Eine wundervolle Geschichte, die mal wieder zeigt dass am Ende des Lebens nicht zählt wie viele Stunden man im Büro verbracht hat, sondern wie und was man gelebt hat. (Nach einem Spruch auf einer Postkarte)

maexchen schreibt am 17. Juni 2013

Schön!!!!!!!!!!!!!!!

Alexa schreibt am 17. Juni 2013

Die Geschichte ist … schon sehr schön zu lesen, doch werden nur die Wenigsten von ihren Eltern losgeschickt um “Spuren” für die “Ewigkeit” zu setzen. Das braucht es auch nicht, denn jeder setzt in seinem Leben, wie lang man auch leben mag, leben darf, schon mit der Geburt seine Spuren für andere zu hinterlassen. Klar, es kommt einmal die Zeit, das versucht man bewußt, mit Herz und Verstand, seine Spuren zu setzen, doch ohne einen “Auftrag seiner Eltern, oder auch nur des Vaters. Die einen schreiben Bücher, andere singen Lieder die man nie vergisst, andere malen schöne Bilder und wieder andere zeigen sich so, wie man Menschen gerne genießen möchte. Auch ein Lächeln, ein nettes Wort, oder eine kleine Berührung zur rechten Zeit, kann für immer eine Spur im Gedächtnis und auch dem Herzen, derer die es empfangen haben, setzen. Ich wurde auch nicht bewusst in die Welt geschickt, um meinen Vater zu zeigen, wo überall ich meine Spuren hinterlassen habe, welche anderen Freude bereiten sollen.
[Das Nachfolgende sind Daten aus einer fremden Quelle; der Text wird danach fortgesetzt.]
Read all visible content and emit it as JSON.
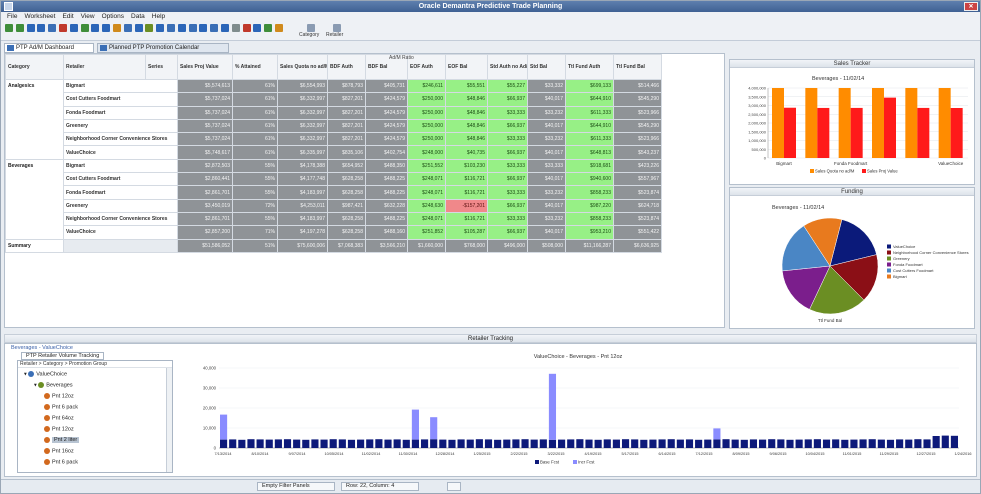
{
  "window": {
    "title": "Oracle Demantra Predictive Trade Planning"
  },
  "menu": [
    "File",
    "Worksheet",
    "Edit",
    "View",
    "Options",
    "Data",
    "Help"
  ],
  "toolbar": {
    "btn1_label": "Category",
    "btn2_label": "Retailer"
  },
  "doc_tabs": [
    {
      "label": "PTP Ad/M Dashboard",
      "active": true
    },
    {
      "label": "Planned PTP Promotion Calendar",
      "active": false
    }
  ],
  "crosstab": {
    "group_header": "Ad/M Ratio",
    "headers": [
      "Category",
      "Retailer",
      "Series",
      "Sales Proj Value",
      "% Attained",
      "Sales Quota no ad/M",
      "BDF Auth",
      "BDF Bal",
      "EOF Auth",
      "EOF Bal",
      "Std Auth no Ad/M",
      "Std Bal",
      "Ttl Fund Auth",
      "Ttl Fund Bal"
    ],
    "groups": [
      {
        "category": "Analgesics",
        "rows": [
          {
            "retailer": "Bigmart",
            "vals": [
              "$5,574,613",
              "61%",
              "$6,554,993",
              "$878,793",
              "$405,731",
              "$246,611",
              "$55,551",
              "$55,227",
              "$33,332",
              "$699,133",
              "$514,466"
            ]
          },
          {
            "retailer": "Cost Cutters Foodmart",
            "vals": [
              "$5,737,024",
              "61%",
              "$6,332,997",
              "$827,201",
              "$424,579",
              "$250,000",
              "$48,846",
              "$66,937",
              "$40,017",
              "$644,910",
              "$545,290"
            ]
          },
          {
            "retailer": "Fonda Foodmart",
            "vals": [
              "$5,737,024",
              "61%",
              "$6,332,997",
              "$827,201",
              "$424,579",
              "$250,000",
              "$48,846",
              "$33,333",
              "$33,232",
              "$611,333",
              "$523,966"
            ]
          },
          {
            "retailer": "Greenery",
            "vals": [
              "$5,737,024",
              "61%",
              "$6,332,997",
              "$827,201",
              "$424,579",
              "$250,000",
              "$48,846",
              "$66,937",
              "$40,017",
              "$644,910",
              "$545,290"
            ]
          },
          {
            "retailer": "Neighborhood Corner Convenience Stores",
            "vals": [
              "$5,737,024",
              "61%",
              "$6,332,997",
              "$827,201",
              "$424,579",
              "$250,000",
              "$48,846",
              "$33,333",
              "$33,232",
              "$611,333",
              "$523,966"
            ]
          },
          {
            "retailer": "ValueChoice",
            "vals": [
              "$5,748,617",
              "61%",
              "$6,335,997",
              "$835,106",
              "$402,754",
              "$248,000",
              "$40,735",
              "$66,937",
              "$40,017",
              "$648,813",
              "$543,237"
            ]
          }
        ]
      },
      {
        "category": "Beverages",
        "rows": [
          {
            "retailer": "Bigmart",
            "vals": [
              "$2,872,503",
              "55%",
              "$4,178,388",
              "$654,952",
              "$488,350",
              "$251,552",
              "$103,230",
              "$33,333",
              "$33,333",
              "$918,681",
              "$423,226"
            ]
          },
          {
            "retailer": "Cost Cutters Foodmart",
            "vals": [
              "$2,860,441",
              "55%",
              "$4,177,748",
              "$628,258",
              "$488,225",
              "$248,071",
              "$116,721",
              "$66,937",
              "$40,017",
              "$940,600",
              "$557,967"
            ]
          },
          {
            "retailer": "Fonda Foodmart",
            "vals": [
              "$2,861,701",
              "55%",
              "$4,183,997",
              "$628,258",
              "$488,225",
              "$248,071",
              "$116,721",
              "$33,333",
              "$33,232",
              "$858,233",
              "$523,874"
            ]
          },
          {
            "retailer": "Greenery",
            "vals": [
              "$3,450,019",
              "72%",
              "$4,253,011",
              "$987,421",
              "$632,228",
              "$248,630",
              "-$157,201",
              "$66,937",
              "$40,017",
              "$987,220",
              "$624,718"
            ]
          },
          {
            "retailer": "Neighborhood Corner Convenience Stores",
            "vals": [
              "$2,861,701",
              "55%",
              "$4,183,997",
              "$628,258",
              "$488,225",
              "$248,071",
              "$116,721",
              "$33,333",
              "$33,232",
              "$858,233",
              "$523,874"
            ]
          },
          {
            "retailer": "ValueChoice",
            "vals": [
              "$2,857,200",
              "71%",
              "$4,197,278",
              "$628,258",
              "$488,160",
              "$251,852",
              "$105,287",
              "$66,937",
              "$40,017",
              "$953,210",
              "$551,422"
            ]
          }
        ]
      }
    ],
    "summary": {
      "label": "Summary",
      "vals": [
        "$51,586,052",
        "51%",
        "$75,600,006",
        "$7,068,383",
        "$3,566,210",
        "$1,660,000",
        "$768,000",
        "$496,000",
        "$508,000",
        "$11,166,287",
        "$6,636,925"
      ]
    }
  },
  "sales_tracker": {
    "panel_title": "Sales Tracker",
    "chart_data": {
      "type": "bar",
      "title": "Beverages - 11/02/14",
      "categories": [
        "Bigmart",
        "",
        "Fonda Foodmart",
        "",
        "",
        "ValueChoice"
      ],
      "ylim": [
        0,
        4000000
      ],
      "yticks": [
        "4,000,000",
        "3,500,000",
        "3,000,000",
        "2,500,000",
        "2,000,000",
        "1,500,000",
        "1,000,000",
        "500,000",
        "0"
      ],
      "series": [
        {
          "name": "Sales Quota no ad/M",
          "color": "#ff8c00",
          "values": [
            4178388,
            4177748,
            4183997,
            4253011,
            4183997,
            4197278
          ]
        },
        {
          "name": "Sales Proj Value",
          "color": "#ff1a1a",
          "values": [
            2872503,
            2860441,
            2861701,
            3450019,
            2861701,
            2857200
          ]
        }
      ]
    }
  },
  "funding": {
    "panel_title": "Funding",
    "chart_data": {
      "type": "pie",
      "title": "Beverages - 11/02/14",
      "footer": "Ttl Fund Bal",
      "slices": [
        {
          "label": "ValueChoice",
          "value": 551422,
          "color": "#0b1a7a"
        },
        {
          "label": "Neighborhood Corner Convenience Stores",
          "value": 523874,
          "color": "#8b0f16"
        },
        {
          "label": "Greenery",
          "value": 624718,
          "color": "#6b8e23"
        },
        {
          "label": "Fonda Foodmart",
          "value": 523874,
          "color": "#7b1e8c"
        },
        {
          "label": "Cost Cutters Foodmart",
          "value": 557967,
          "color": "#4a86c5"
        },
        {
          "label": "Bigmart",
          "value": 423226,
          "color": "#e87a1e"
        }
      ]
    }
  },
  "lower": {
    "panel_title": "Retailer Tracking",
    "breadcrumb": "Beverages - ValueChoice",
    "tab_label": "PTP Retailer Volume Tracking",
    "tree_header": "Retailer > Category > Promotion Group",
    "tree": [
      {
        "label": "ValueChoice",
        "indent": 0,
        "color": "#3b6fb6"
      },
      {
        "label": "Beverages",
        "indent": 1,
        "color": "#6b8e23"
      },
      {
        "label": "Pnt 12oz",
        "indent": 2,
        "color": "#d2691e"
      },
      {
        "label": "Pnt 6 pack",
        "indent": 2,
        "color": "#d2691e"
      },
      {
        "label": "Pnt 64oz",
        "indent": 2,
        "color": "#d2691e"
      },
      {
        "label": "Pnt 12oz",
        "indent": 2,
        "color": "#d2691e"
      },
      {
        "label": "Pnt 2 liter",
        "indent": 2,
        "color": "#d2691e",
        "selected": true
      },
      {
        "label": "Pnt 16oz",
        "indent": 2,
        "color": "#d2691e"
      },
      {
        "label": "Pnt 6 pack",
        "indent": 2,
        "color": "#d2691e"
      }
    ],
    "chart_data": {
      "type": "bar",
      "title": "ValueChoice - Beverages - Pnt 12oz",
      "ylim": [
        0,
        40000
      ],
      "yticks": [
        "40,000",
        "30,000",
        "20,000",
        "10,000",
        "0"
      ],
      "xlabels": [
        "7/13/2014",
        "8/10/2014",
        "9/07/2014",
        "10/05/2014",
        "11/02/2014",
        "11/30/2014",
        "12/28/2014",
        "1/25/2015",
        "2/22/2015",
        "3/22/2015",
        "4/19/2015",
        "5/17/2015",
        "6/14/2015",
        "7/12/2015",
        "8/09/2015",
        "9/06/2015",
        "10/04/2015",
        "11/01/2015",
        "11/29/2015",
        "12/27/2015",
        "1/24/2016"
      ],
      "series": [
        {
          "name": "Base Fcst",
          "color": "#0e1a7a",
          "values": [
            4200,
            4300,
            4100,
            4400,
            4300,
            4200,
            4300,
            4400,
            4200,
            4100,
            4300,
            4200,
            4400,
            4300,
            4100,
            4200,
            4300,
            4400,
            4200,
            4300,
            4100,
            4200,
            4300,
            4400,
            4200,
            4100,
            4300,
            4200,
            4400,
            4300,
            4100,
            4200,
            4300,
            4400,
            4200,
            4300,
            4100,
            4200,
            4300,
            4400,
            4200,
            4100,
            4300,
            4200,
            4400,
            4300,
            4100,
            4200,
            4300,
            4400,
            4200,
            4300,
            4100,
            4200,
            4300,
            4400,
            4200,
            4100,
            4300,
            4200,
            4400,
            4300,
            4100,
            4200,
            4300,
            4400,
            4200,
            4300,
            4100,
            4200,
            4300,
            4400,
            4200,
            4100,
            4300,
            4200,
            4400,
            4300,
            6000,
            6200,
            6100
          ]
        },
        {
          "name": "Incr Fcst",
          "color": "#8a8cff",
          "values": [
            12500,
            0,
            0,
            0,
            0,
            0,
            0,
            0,
            0,
            0,
            0,
            0,
            0,
            0,
            0,
            0,
            0,
            0,
            0,
            0,
            0,
            15000,
            0,
            11000,
            0,
            0,
            0,
            0,
            0,
            0,
            0,
            0,
            0,
            0,
            0,
            0,
            33000,
            0,
            0,
            0,
            0,
            0,
            0,
            0,
            0,
            0,
            0,
            0,
            0,
            0,
            0,
            0,
            0,
            0,
            5500,
            0,
            0,
            0,
            0,
            0,
            0,
            0,
            0,
            0,
            0,
            0,
            0,
            0,
            0,
            0,
            0,
            0,
            0,
            0,
            0,
            0,
            0,
            0,
            0,
            0,
            0
          ]
        }
      ],
      "legend": [
        "Base Fcst",
        "Incr Fcst"
      ]
    }
  },
  "status": {
    "seg1": "Empty Filter Panels",
    "seg2": "Row: 22, Column: 4"
  }
}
Übrigens, nur wenn ich selbst Freude habe, kann ich Freude schenken. Freude die nie in Vergessenheit gerät.

Alex

Martin schreibt am 17. Juni 2013

Auch Menschen sind vergänglich. Bereits die nächste Generation wird den jüngeren Sohn überwiegend nicht mehr kennen. Das heißt, auch dieses “Zeichen” wird verblassen. Damit es angesichts von mehreren Milliarden Menschen zu einem Zeichen, das über eine Generation hinausreicht, kommt, muss es sich schon um besondere Taten gehandelt haben, im Guten wie im Schlechten. Martin Luther King fällt mir ein, aber auch Adolf Hitler.
Mir gefällt die Geschichte ganz und gar nicht. Eine Anstrengung ist eine Anstrenung. Wenn Sie unternommen wird, um das Zusammenleben der Menschen erträglicher zu machen, dann darf es keine Rolle spielen, ob die Person direkt mit anderen Menschen umgeht oder nur indirekt. Für mich ist jedenfalls der Forscher, der in seinem Labor an einem Krebsheilmittel arbeitet, genauso wertvoll wie ehrenamtliche Seniorenbetreuerin.
Das Problem bei der Geschichte ist, dass die Zeichen des Älteren einfach nur um ihrer selbst willen gemacht wurden und ansonsten sinnlos sind. Daraus generell abzuleiten, dass die direkt für andere Menschen aufgewandte Zeit sozusagen das höchste Gut sei, ist doch ein etwas gewagter bzw. konstruierter Gedankensprung.